Pape Ibrahima Kane : J’aurais voulu que ce soit une autre personne. On a un président qui a 83 ans, on a un président qui a vécu à la tête de son pays pendant au moins 35 ans, donc je ne pense pas que ce soit une personne qui puisse nous apporter des idées nouvelles. L’acte constitutif de l’Union africaine dit qu’on doit préserver la vie humaine, qu’on doit lutter contre l’impunité. Mugabe a associé son nom aux dernières élections mouvementées du Zimbabwe, où pour gagner la présidence il a fallu tuer beaucoup de personnes. Mugabe est également à l’origine de la fuite de plus de 4 millions de Zimbabwéens de leur pays, donc il a beaucoup de comptes à rendre.

Qu’est-ce qui explique cette désignation de Mugabe par ses pairs ?

La première raison est que cette année, la présidente africaine étant tournante, c’était le tour de l’Afrique australe de prendre en charge les destinées du continent pendant un an. En Afrique australe, on est aujourd’hui dans une situation où dans la moitié des Etats, les présidents viennent juste de prendre fonction. Je pense au Malawi, à la Zambie, au Mozambique. En plus, il y a au moins dans deux ou trois Etats des présidents qui doivent quitter leur fonction, comme la Tanzanie par exemple où les élections ont lieu dans deux mois. Donc il n’y avait pas beaucoup de choix dans la région. Deuxième facteur important, c’est aussi une manière pour l’Afrique australe d’ouvrir une porte de sortie pour Mugabe parce qu’au terme de son mandat, il ne pourra plus se représenter. Et c’était une bonne manière de lui dire au revoir.

En 2006, on s’était retrouvé devant une situation similaire. Le président soudanais Omar el-Béchir voulait prendre la présidence de l’organisation. C’était une candidature extrêmement polémique. Là, l’Union africaine avait réussi à écarter cette candidature.

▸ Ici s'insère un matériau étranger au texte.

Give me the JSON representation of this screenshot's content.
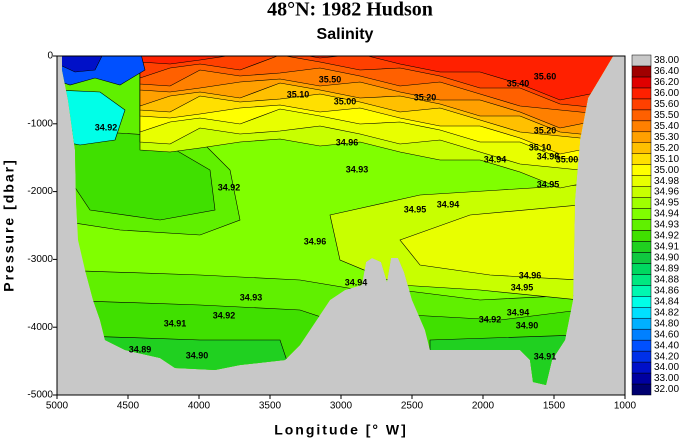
{
  "chart_data": {
    "type": "contour",
    "title": "48°N: 1982 Hudson",
    "subtitle": "Salinity",
    "x_label": "Longitude [° W]",
    "y_label": "Pressure [dbar]",
    "xlim": [
      5000,
      1000
    ],
    "xticks": [
      5000,
      4500,
      4000,
      3500,
      3000,
      2500,
      2000,
      1500,
      1000
    ],
    "ylim": [
      -5000,
      0
    ],
    "yticks": [
      0,
      -1000,
      -2000,
      -3000,
      -4000,
      -5000
    ],
    "colorbar": {
      "levels": [
        {
          "value": 32,
          "label": "32.00"
        },
        {
          "value": 33,
          "label": "33.00"
        },
        {
          "value": 34,
          "label": "34.00"
        },
        {
          "value": 34.2,
          "label": "34.20"
        },
        {
          "value": 34.4,
          "label": "34.40"
        },
        {
          "value": 34.6,
          "label": "34.60"
        },
        {
          "value": 34.8,
          "label": "34.80"
        },
        {
          "value": 34.82,
          "label": "34.82"
        },
        {
          "value": 34.84,
          "label": "34.84"
        },
        {
          "value": 34.86,
          "label": "34.86"
        },
        {
          "value": 34.88,
          "label": "34.88"
        },
        {
          "value": 34.89,
          "label": "34.89"
        },
        {
          "value": 34.9,
          "label": "34.90"
        },
        {
          "value": 34.91,
          "label": "34.91"
        },
        {
          "value": 34.92,
          "label": "34.92"
        },
        {
          "value": 34.93,
          "label": "34.93"
        },
        {
          "value": 34.94,
          "label": "34.94"
        },
        {
          "value": 34.95,
          "label": "34.95"
        },
        {
          "value": 34.96,
          "label": "34.96"
        },
        {
          "value": 34.98,
          "label": "34.98"
        },
        {
          "value": 35,
          "label": "35.00"
        },
        {
          "value": 35.1,
          "label": "35.10"
        },
        {
          "value": 35.2,
          "label": "35.20"
        },
        {
          "value": 35.3,
          "label": "35.30"
        },
        {
          "value": 35.4,
          "label": "35.40"
        },
        {
          "value": 35.5,
          "label": "35.50"
        },
        {
          "value": 35.6,
          "label": "35.60"
        },
        {
          "value": 36,
          "label": "36.00"
        },
        {
          "value": 36.2,
          "label": "36.20"
        },
        {
          "value": 36.4,
          "label": "36.40"
        },
        {
          "value": 38,
          "label": "38.00"
        }
      ],
      "colors": [
        "#000070",
        "#0000a0",
        "#0010c8",
        "#0030e8",
        "#0050ff",
        "#0080ff",
        "#00b0ff",
        "#00e0ff",
        "#00ffe8",
        "#00f8b0",
        "#00e880",
        "#00d860",
        "#10c840",
        "#20d020",
        "#40e000",
        "#60f000",
        "#80ff00",
        "#a0ff00",
        "#c8ff00",
        "#e8ff00",
        "#ffff00",
        "#ffe000",
        "#ffc000",
        "#ffa000",
        "#ff8000",
        "#ff6000",
        "#ff4000",
        "#ff2000",
        "#e00000",
        "#a00000",
        "#c8c8c8"
      ]
    },
    "contour_labels": [
      "35.60",
      "35.40",
      "35.20",
      "35.50",
      "35.10",
      "35.00",
      "34.96",
      "34.93",
      "34.92",
      "34.92",
      "35.20",
      "35.10",
      "34.98",
      "35.00",
      "34.94",
      "34.95",
      "34.95",
      "34.94",
      "34.96",
      "34.96",
      "34.95",
      "34.94",
      "34.90",
      "34.94",
      "34.93",
      "34.92",
      "34.91",
      "34.92",
      "34.90",
      "34.89",
      "34.91"
    ]
  }
}
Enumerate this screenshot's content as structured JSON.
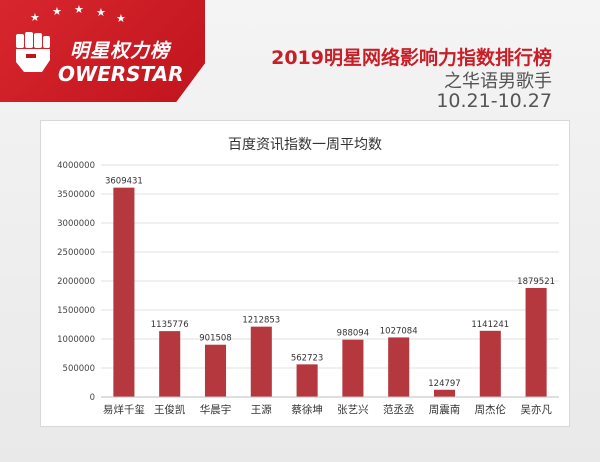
{
  "logo": {
    "cn_text": "明星权力榜",
    "en_text": "OWERSTAR",
    "colors": {
      "badge": "#d3202a",
      "text": "#ffffff"
    },
    "icons": [
      "fist-icon",
      "star-icon"
    ]
  },
  "header": {
    "title": "2019明星网络影响力指数排行榜",
    "subtitle": "之华语男歌手",
    "date_range": "10.21-10.27",
    "title_color": "#c81e27"
  },
  "chart_data": {
    "type": "bar",
    "title": "百度资讯指数一周平均数",
    "categories": [
      "易烊千玺",
      "王俊凯",
      "华晨宇",
      "王源",
      "蔡徐坤",
      "张艺兴",
      "范丞丞",
      "周震南",
      "周杰伦",
      "吴亦凡"
    ],
    "values": [
      3609431,
      1135776,
      901508,
      1212853,
      562723,
      988094,
      1027084,
      124797,
      1141241,
      1879521
    ],
    "data_labels": [
      "3609431",
      "1135776",
      "901508",
      "1212853",
      "562723",
      "988094",
      "1027084",
      "124797",
      "1141241",
      "1879521"
    ],
    "y_ticks": [
      "0",
      "500000",
      "1000000",
      "1500000",
      "2000000",
      "2500000",
      "3000000",
      "3500000",
      "4000000"
    ],
    "ylim": [
      0,
      4000000
    ],
    "grid": true,
    "bar_color": "#b5383e",
    "xlabel": "",
    "ylabel": ""
  }
}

Pourquoi est-ce que cette jurisprudence de 2006 n’a pas pu être appliquée cette fois-ci ?

Rappelez-vous qu’en 2006, le Soudan était un pays en guerre. Il y avait eu plusieurs missions d’enquête au Darfour qui ont vraiment montré qu’il y avait des violations graves et massives des droits de l’homme. Et en dernier lieu, il y avait au niveau du continent des dirigeants qui étaient vraiment prêts à tout mettre en œuvre pour que les principes des règles de l’Union africaine puissent être respectés. Je pense particulièrement au président en exercice de l’époque, le président Obasanjo (ancien chef de l’Etat du Nigeria, ndlr) et aussi au président de la Commission de l’UA, Alpha Oumar Konaré. Eux-mêmes ont pesé de leur poids pour que les Africains décident autrement.

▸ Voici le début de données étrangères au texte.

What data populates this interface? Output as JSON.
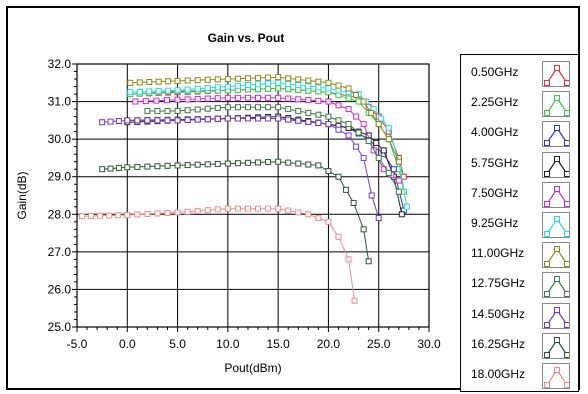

Comment les Africains perçoivent Robert Mugabe ?

En Afrique australe, peut-être au niveau des dirigeants il a toujours cette image de quelqu’un qui non seulement a aidé à libérer son pays, mais qui a aussi contribué à la libération de l’Afrique du Sud, mais aussi des autres pays comme l’Angola, comme le Mozambique et autres. Cette image est révolue. La majorité des Africains ont aujourd’hui moins de trente ans. Donc cette stature de quelqu’un qui a résisté aux Occidentaux ne tient pas.

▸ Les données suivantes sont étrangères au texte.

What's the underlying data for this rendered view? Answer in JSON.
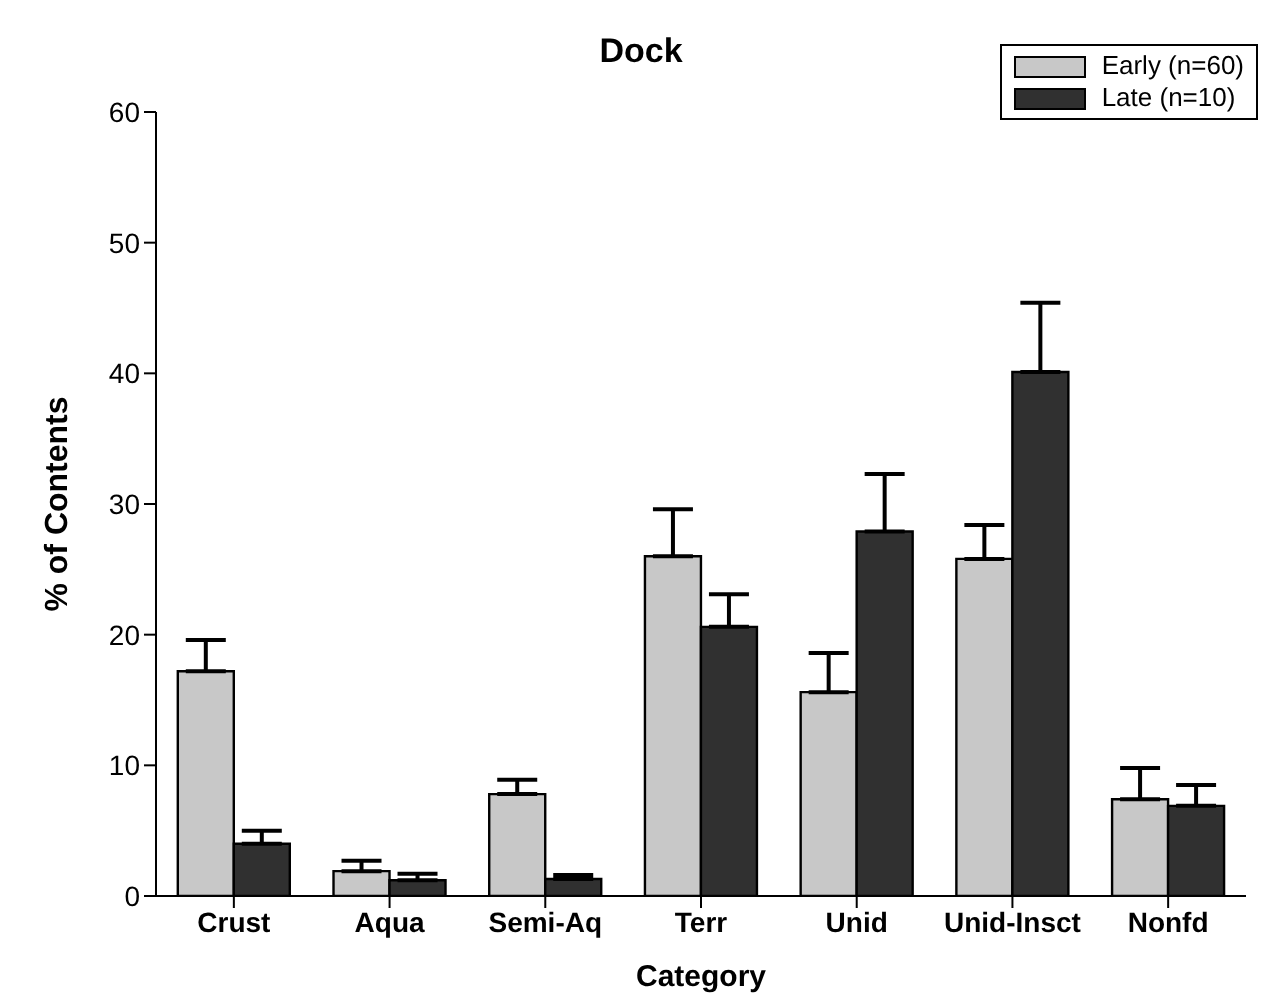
{
  "chart_data": {
    "type": "bar",
    "title": "Dock",
    "xlabel": "Category",
    "ylabel": "% of Contents",
    "categories": [
      "Crust",
      "Aqua",
      "Semi-Aq",
      "Terr",
      "Unid",
      "Unid-Insct",
      "Nonfd"
    ],
    "series": [
      {
        "name": "Early (n=60)",
        "color": "#c8c8c8",
        "values": [
          17.2,
          1.9,
          7.8,
          26.0,
          15.6,
          25.8,
          7.4
        ],
        "errors": [
          [
            17.2,
            19.6
          ],
          [
            1.9,
            2.7
          ],
          [
            7.8,
            8.9
          ],
          [
            26.0,
            29.6
          ],
          [
            15.6,
            18.6
          ],
          [
            25.8,
            28.4
          ],
          [
            7.4,
            9.8
          ]
        ]
      },
      {
        "name": "Late (n=10)",
        "color": "#303030",
        "values": [
          4.0,
          1.2,
          1.3,
          20.6,
          27.9,
          40.1,
          6.9
        ],
        "errors": [
          [
            4.0,
            5.0
          ],
          [
            1.2,
            1.7
          ],
          [
            1.3,
            1.6
          ],
          [
            20.6,
            23.1
          ],
          [
            27.9,
            32.3
          ],
          [
            40.1,
            45.4
          ],
          [
            6.9,
            8.5
          ]
        ]
      }
    ],
    "ylim": [
      0,
      60
    ],
    "yticks": [
      0,
      10,
      20,
      30,
      40,
      50,
      60
    ],
    "grid": false,
    "legend": "top right"
  }
}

Est-ce que cette désignation de Robert Mugabe peut avoir un impact sur le fonctionnement de l’Union africaine ou sur l’obtention de financement ?

La présidence en exercice n’a pas un impact très important sur le vécu des Africains. Prenez le cas du Mauritanien (Mohamed ould Abdel Aziz, ndlr) qui vient de rendre le tablier. Avez-vous une idée de son impact sur la crise au Burkina Faso, sur ce qui s’est passé en République démocratique du Congo ou bien lors de la guerre dans le Sahel ? Je ne pense pas.